• In the dim light of the 10 am living room, you looked like you had been to breakfast with wolves as you walked in. It’s been a while. And I couldn’t help but give you my good morning. Your right cheek, red from my spontaneous greeting, is foreign to the pale skin that engulfs you, pale arms you engulf me with. I am pale too. And I was sorry for being too atrocious.
  • Warm afternoons in your quiet room. We often complain of how little wind passes through your curtained jalousie windows. It was the peak of summer. Our cheeks were the insipid scarlet sky at sunset against the pine green wall reflected in our eyes. You look at me with brown eyes. I look at you with brown too. And you said my browns are beautiful.
  • We can spend the whole day in dirty sheets and inside out pillows. Our feet intertwined for hours in your bed. I was wearing your favorite shirt. Page 144. You kissed me, then went back to pretending you were Altair, and I would kiss you.
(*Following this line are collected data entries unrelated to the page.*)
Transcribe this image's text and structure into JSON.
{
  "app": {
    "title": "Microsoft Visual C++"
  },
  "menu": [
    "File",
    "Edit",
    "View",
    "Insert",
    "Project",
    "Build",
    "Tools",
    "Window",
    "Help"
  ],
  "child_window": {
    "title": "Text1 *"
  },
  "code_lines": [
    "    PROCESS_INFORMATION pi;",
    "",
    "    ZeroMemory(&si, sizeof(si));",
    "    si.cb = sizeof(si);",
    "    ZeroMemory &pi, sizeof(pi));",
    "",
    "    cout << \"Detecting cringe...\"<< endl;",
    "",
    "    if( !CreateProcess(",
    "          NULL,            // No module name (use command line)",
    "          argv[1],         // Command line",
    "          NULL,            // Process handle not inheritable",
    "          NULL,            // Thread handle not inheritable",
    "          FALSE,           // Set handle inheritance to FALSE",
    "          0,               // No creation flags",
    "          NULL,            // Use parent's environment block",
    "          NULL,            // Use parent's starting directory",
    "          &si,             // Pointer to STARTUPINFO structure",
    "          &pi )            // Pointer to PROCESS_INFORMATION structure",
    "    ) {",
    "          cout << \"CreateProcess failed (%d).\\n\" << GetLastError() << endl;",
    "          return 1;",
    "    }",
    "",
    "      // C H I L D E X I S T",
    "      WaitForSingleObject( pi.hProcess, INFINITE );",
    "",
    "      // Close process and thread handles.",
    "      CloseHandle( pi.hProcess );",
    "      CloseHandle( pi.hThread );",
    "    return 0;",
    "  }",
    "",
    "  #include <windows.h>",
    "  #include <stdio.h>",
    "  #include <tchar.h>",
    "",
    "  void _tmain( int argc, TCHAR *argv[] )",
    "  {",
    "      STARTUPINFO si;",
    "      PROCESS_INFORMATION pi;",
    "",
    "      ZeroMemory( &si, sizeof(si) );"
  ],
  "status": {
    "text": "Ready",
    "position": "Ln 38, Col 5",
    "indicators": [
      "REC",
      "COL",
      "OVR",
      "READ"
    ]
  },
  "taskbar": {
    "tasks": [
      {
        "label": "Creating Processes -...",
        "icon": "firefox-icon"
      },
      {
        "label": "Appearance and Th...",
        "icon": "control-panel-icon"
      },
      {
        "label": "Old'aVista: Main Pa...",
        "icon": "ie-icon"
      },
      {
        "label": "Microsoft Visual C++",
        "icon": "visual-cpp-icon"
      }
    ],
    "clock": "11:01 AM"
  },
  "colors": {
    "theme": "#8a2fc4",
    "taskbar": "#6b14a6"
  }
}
You’d get distracted, you’d die. Or fall. Thank God for checkpoints.
  • We would eat lunch without a word, just the clicking of metal against ceramic. In the wooden round table in the left corner of the kitchen, beside the open window, (We hated the table in the dining room. It was too long and empty.) there are times we sit across each other, but oftentimes, we sit too close – close enough that our knees touch, close enough for the occasional tap of your hand on my thigh. We would just look at each other. Or smile – sometimes. Because we never needed words.
  • I would always play with your hair, twist it around my fingers. My nails were red. Just like the wall where your clock hangs. You filled that wall with photos I never knew you took. There was this photo of me sleeping. Half of my face buried in your pillow. And you’re chin rests on my shoulder. That mischievous smile.
  • You would always kiss my back, my spine, the nape of my neck. Sometimes you would fall asleep and you would get so heavy I’ll wake you up even if I don’t want to. Because I like the way you sleep. And the way you blink when you hurt your eyes after you put your contacts on.
  • There are nights we’d turn the lights off and lie on our backs, looking up at the ceiling, pretending it was the night sky. It was too cloudy we can’t see the stars. But it didn’t matter. We knew where they were. Then we’ll start pretending they were there, tracing constellations with our fingers, owning stars that were never ours.
  • The day I showed up at your door with a sprained ankle, you carried me to bed. You whined of how heavy I was. I told you you can put me down, but you insisted. Your thirteen cats were following us, curious, waiting for a story why I ended up that way. The fourteenth was missing. We called for her. But she was already on the bed, and jumped off as you laid me down. That was the first time you, I, and all the cats were together.
  • Sometimes we’d go for a drive and our routine soda. You would smoke and I would watch you exhale the negativities of the day – the neighbor’s noisy Labrador, the could have been win of Boston, the argument you had with your mother, the burnt milkfish we had for supper – trying to forget them as the smoke marries the air above us. You don’t want me smoking.
  • We’d do things together and it wasn’t suffocating. Well, you always did the dishes alone. And I would always watch you, and you would look at me through the mirror by the kitchen sink. Your fixed stare, the sound of the rushing water, your back turned to me – an invitation to embrace you, which I accepted most of the time. And the times that I didn’t, I'd go to your room, picture your fixed stare, the rushing water, your back. And you would show up, done with the dishes. And I'd hug you tighter than when I do in the kitchen.
  • Distance is really tricky, I guess. Because we were so perfect. That’s how fictional we were.